Key figures to know in the French election campaign
France is the closest it has been to having a far-right government since World War Two, with the anti-immigrant National Rally (RN) riding high in opinion polls ahead of the first round of snap parliamentary elections on Sunday.
President Emmanuel Macron dissolved parliament and called the election after his centrist Together alliance was trounced by the RN in European elections.
Macron will remain president after the parliamentary election, the second round of which is on July 7. But he will have to pick a prime minister from the party or alliance with the most seats in the National Assembly, regardless of how divergent their policies are from his own.
Here are some of the key party figureheads in the campaign:
Jordan Bardella, far-right National Rally party
The sharp-suited Bardella, 28, has Italian roots. He was raised by his mother in social housing in the hardscrabble northern outskirts of Paris but attended a semi-private Catholic school.
His working class background has become a selling point. “I’m in politics for everything I lived through back there,” he told newspaper Le Monde.
Bardella joined Marine Le Pen’s far-right party aged 16. Seven years later, Le Pen picked him to lead her party’s charge in the 2019 European elections. Members elected him party president in November 2022.
The battle-hardened Le Pen and youthful, sharp-witted Bardella have formed a formidable political tag team.
Bardella has used his TikTok account, which has 1.7 million followers, to attract younger, social media-savvy voters.
The pair have broadened the party’s appeal beyond its historic redoubts of the Mediterranean coast and the northern rust belt, pitching it as a defender of family incomes, jobs and French identity.
Bardella casts himself as a potential “prime minister for purchasing power,” pledging to cut VAT on power and fuel and scrap income tax for the under-30s. His opponents say he lacks professional experience, having gone into politics at a young age, and that his economic plans are unrealistic.
Gabriel Attal, centrist ‘Together’ alliance
At 35, Gabriel Attal became France’s youngest post-war prime minister when Macron appointed him in January.
Sometimes dubbed “baby Macron,” Attal faces the daunting task of saving his boss’s presidency and political movement.
Disaffected voters nationwide are shifting support to the far-right and a new left-wing alliance in anger at Macron’s policies and personality, with the president often perceived as arrogant and disconnected from daily hardships.
Attal’s political rise has been meteoric under Macron.

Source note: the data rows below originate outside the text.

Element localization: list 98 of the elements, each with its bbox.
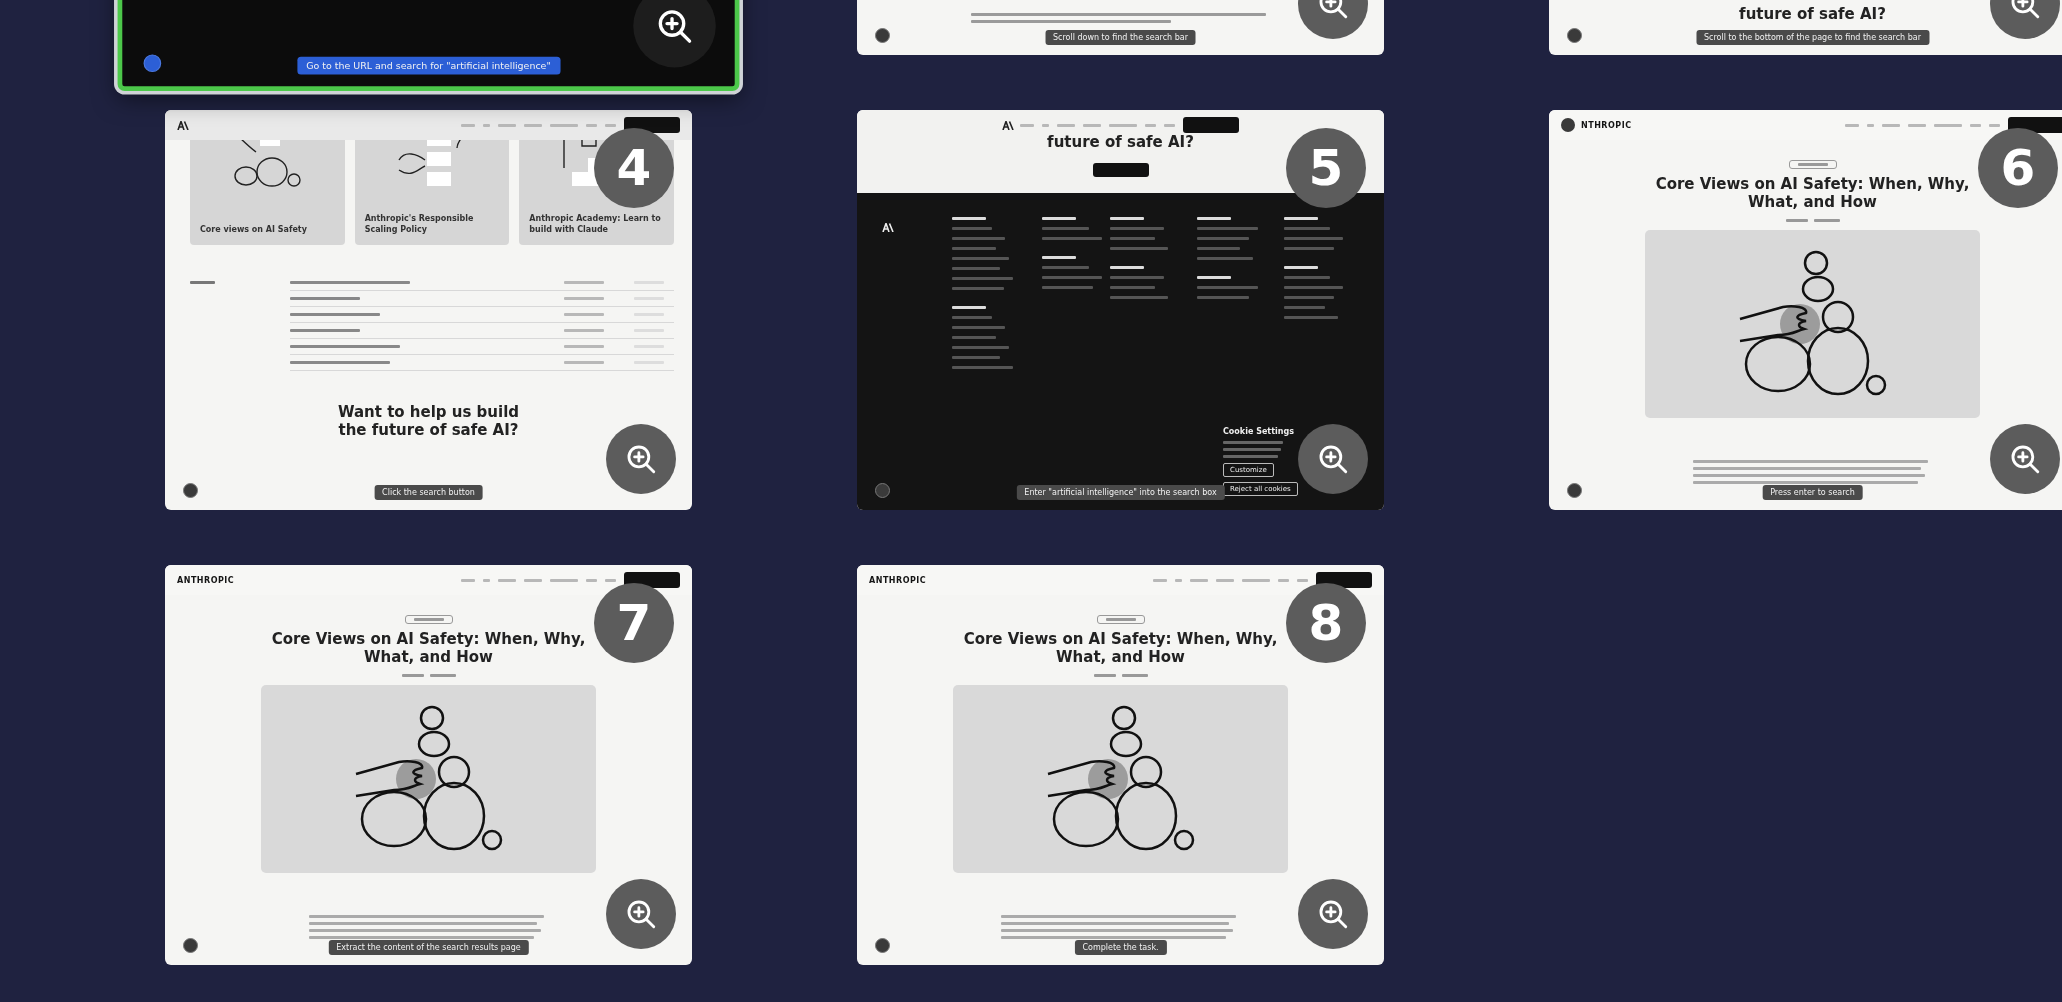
step-caption-tooltip: Press enter to search [1762,485,1863,500]
nav-link-blur[interactable] [1845,123,1859,127]
step-screenshot[interactable]: ANTHROPIC Core Views on AI Safety: When, Why, What, and How 8 Complete the task. [857,565,1384,965]
step-caption-tooltip: Scroll to the bottom of the page to find the search bar [1696,30,1929,45]
nav-link-blur[interactable] [461,123,475,127]
nav-link-blur[interactable] [1042,123,1049,127]
nav-link-blur[interactable] [1190,578,1208,582]
nav-link-blur[interactable] [483,578,490,582]
nav-link-blur[interactable] [605,578,616,582]
nav-link-blur[interactable] [1908,123,1926,127]
step-dot-icon [143,54,162,73]
nav-link-blur[interactable] [1216,578,1234,582]
logo[interactable]: NTHROPIC [1581,120,1632,130]
nav-link-blur[interactable] [1867,123,1874,127]
step-screenshot[interactable]: Go to the URL and search for "artificial intelligence" [117,0,740,91]
article-meta-blur [1093,674,1148,677]
step-number: 8 [1286,583,1366,663]
post-category-blur [564,281,604,284]
step-screenshot[interactable]: Core views on AI Safety Anthropic's Responsible Scaling Policy Anthropic Academy: Learn to build with Claude Want to help us build the future of safe AI? 4 Click the search button [165,110,692,510]
try-button[interactable] [624,117,680,133]
zoom-button[interactable] [633,0,716,68]
step-number: 6 [1978,128,2058,208]
nav-link-blur[interactable] [1175,578,1182,582]
step-caption-tooltip: Extract the content of the search results page [328,940,529,955]
step-dot-icon [183,938,198,953]
card-title: Anthropic's Responsible Scaling Policy [364,214,475,235]
step-dot-icon [1567,483,1582,498]
step-screenshot[interactable]: ANTHROPIC Core Views on AI Safety: When, Why, What, and How 7 Extract the content of the search results page [165,565,692,965]
nav-link-blur[interactable] [1989,123,2000,127]
cta-heading: future of safe AI? [1047,134,1194,151]
open-roles-button[interactable] [1092,162,1149,177]
step-caption-tooltip: Click the search button [374,485,483,500]
logo[interactable]: ANTHROPIC [177,575,235,585]
nav-link-blur[interactable] [586,578,597,582]
post-category-blur [564,345,604,348]
nav-link-blur[interactable] [1083,123,1101,127]
step-screenshot[interactable]: Scroll down to find the search bar [857,0,1384,55]
step-dot-icon [875,938,890,953]
logo[interactable]: ANTHROPIC [869,575,927,585]
logo-icon[interactable] [177,120,189,130]
nav-link-blur[interactable] [498,123,516,127]
step-screenshot[interactable]: future of safe AI? Scroll to the bottom of the page to find the search bar [1549,0,2062,55]
cookie-title: Cookie Settings [1223,427,1295,436]
cta-heading: future of safe AI? [1738,5,1887,23]
section-label-blur [190,281,215,284]
nav-link-blur[interactable] [1278,578,1289,582]
step-dot-icon [1567,28,1582,43]
nav-link-blur[interactable] [1153,578,1167,582]
article-card[interactable]: Core views on AI Safety [190,140,345,245]
step-caption-tooltip: Enter "artificial intelligence" into the search box [1016,485,1225,500]
post-category-blur [564,297,604,300]
category-tag[interactable] [404,615,453,624]
line-drawing [232,140,303,188]
card-title: Anthropic Academy: Learn to build with Claude [529,214,662,235]
article-title: Core Views on AI Safety: When, Why, What, and How [270,630,587,666]
step-caption-tooltip: Go to the URL and search for "artificial intelligence" [296,56,561,75]
post-category-blur [564,313,604,316]
nav-link-blur[interactable] [1934,123,1962,127]
nav-link-blur[interactable] [1164,123,1175,127]
article-meta-blur [1785,219,1840,222]
nav-link-blur[interactable] [461,578,475,582]
nav-link-blur[interactable] [550,578,578,582]
post-category-blur [564,361,604,364]
step-caption-tooltip: Complete the task. [1074,940,1167,955]
try-button[interactable] [1316,572,1372,588]
nav-link-blur[interactable] [1145,123,1156,127]
nav-link-blur[interactable] [1020,123,1034,127]
nav-link-blur[interactable] [1297,578,1308,582]
step-number: 7 [594,583,674,663]
article-meta-blur [401,674,456,677]
logo-icon[interactable] [1002,120,1014,130]
nav-link-blur[interactable] [498,578,516,582]
step-caption-tooltip: Scroll down to find the search bar [1045,30,1196,45]
nav-link-blur[interactable] [550,123,578,127]
step-dot-icon [875,28,890,43]
article-card[interactable]: Anthropic's Responsible Scaling Policy [354,140,510,245]
nav-link-blur[interactable] [1057,123,1075,127]
post-category-blur [564,329,604,332]
category-tag[interactable] [1096,615,1145,624]
nav-link-blur[interactable] [1882,123,1900,127]
card-title: Core views on AI Safety [200,224,307,235]
category-tag[interactable] [1788,160,1837,169]
cta-heading: Want to help us build the future of safe AI? [336,403,521,439]
try-button[interactable] [2008,117,2062,133]
nav-link-blur[interactable] [586,123,597,127]
nav-link-blur[interactable] [524,123,542,127]
step-screenshot[interactable]: NTHROPIC Core Views on AI Safety: When, Why, What, and How 6 Press enter to search [1549,110,2062,510]
nav-link-blur[interactable] [1109,123,1137,127]
try-button[interactable] [624,572,680,588]
blurred-paragraph [1223,441,1283,458]
step-dot-icon [183,483,198,498]
article-title: Core Views on AI Safety: When, Why, What, and How [962,630,1279,666]
nav-link-blur[interactable] [1970,123,1981,127]
nav-link-blur[interactable] [1242,578,1270,582]
nav-link-blur[interactable] [483,123,490,127]
nav-link-blur[interactable] [524,578,542,582]
article-title: Core Views on AI Safety: When, Why, What, and How [1654,175,1971,211]
nav-link-blur[interactable] [605,123,616,127]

Having joined the Socialist Party aged 17, he became a household name in French politics after being named government spokesman during the COVID-19 pandemic.
Attal went on to serve as budget minister and spent a few months at the helm of the education ministry before Macron made him head of government in an attempt to fend off the far-right.
Attal’s first move as education minister in 2023 was to ban the Muslim abaya in state schools, earning himself a popularity boost among conservative voters despite hailing from the left.
Left-wing figures
There is no single obvious contender to be prime minister on the left, where a wide range of parties have formed a New Popular Front (NFP) in an attempt to join forces against the RN.
The NFP has not said who would be its pick for prime minister.
The following are some of its best-known figures:
Jean-luc Melenchon, hard-left France Unbowed party
Melenchon, 72, has been a fixture in French left-wing politics for decades and held ministerial posts in past governments, when he was a member of the Socialist Party.
He ran for president in 2012, 2017 and 2022, improving his score each time. He came third in 2022, just behind far-right leader Marine Le Pen. Macron won that election.
A fiery orator, Melenchon is one of the most divisive figures in French politics, enthusing and horrifying voters with his unbridled tax-and-spend proposals, class war rhetoric and controversial foreign policy positions, especially on Gaza. Critics accuse him of antisemitism, which he denies.
Raphael Glucksmann, Socialist party
Glucksmann, 44, headed the Socialist list of candidates in the European elections this month. It obtained nearly 14 percent of the vote, just behind Macron’s Together group. This was considered a sign of revival for a party that governed France in past decades but had recently fallen into electoral oblivion.
The son of a philosopher, Glucksmann attended prestigious schools and had a career in journalism and broadcasting before branching out in a variety of directions, including being an adviser to then Georgian president Mikheil Saakashvili.
He advocates strong European support for Ukraine in its resistance against Russia’s invasion.
Laurent Berger, former CFDT trade union leader
Berger, 55, is a former head of one of France’s main trade unions, the moderate CFDT. He has a track record of strong opposition to the far-right RN.
Berger has said he does not want to be prime minister, but others on the left have put his name forward, saying he could be a unifying figure and a popular alternative to Melenchon.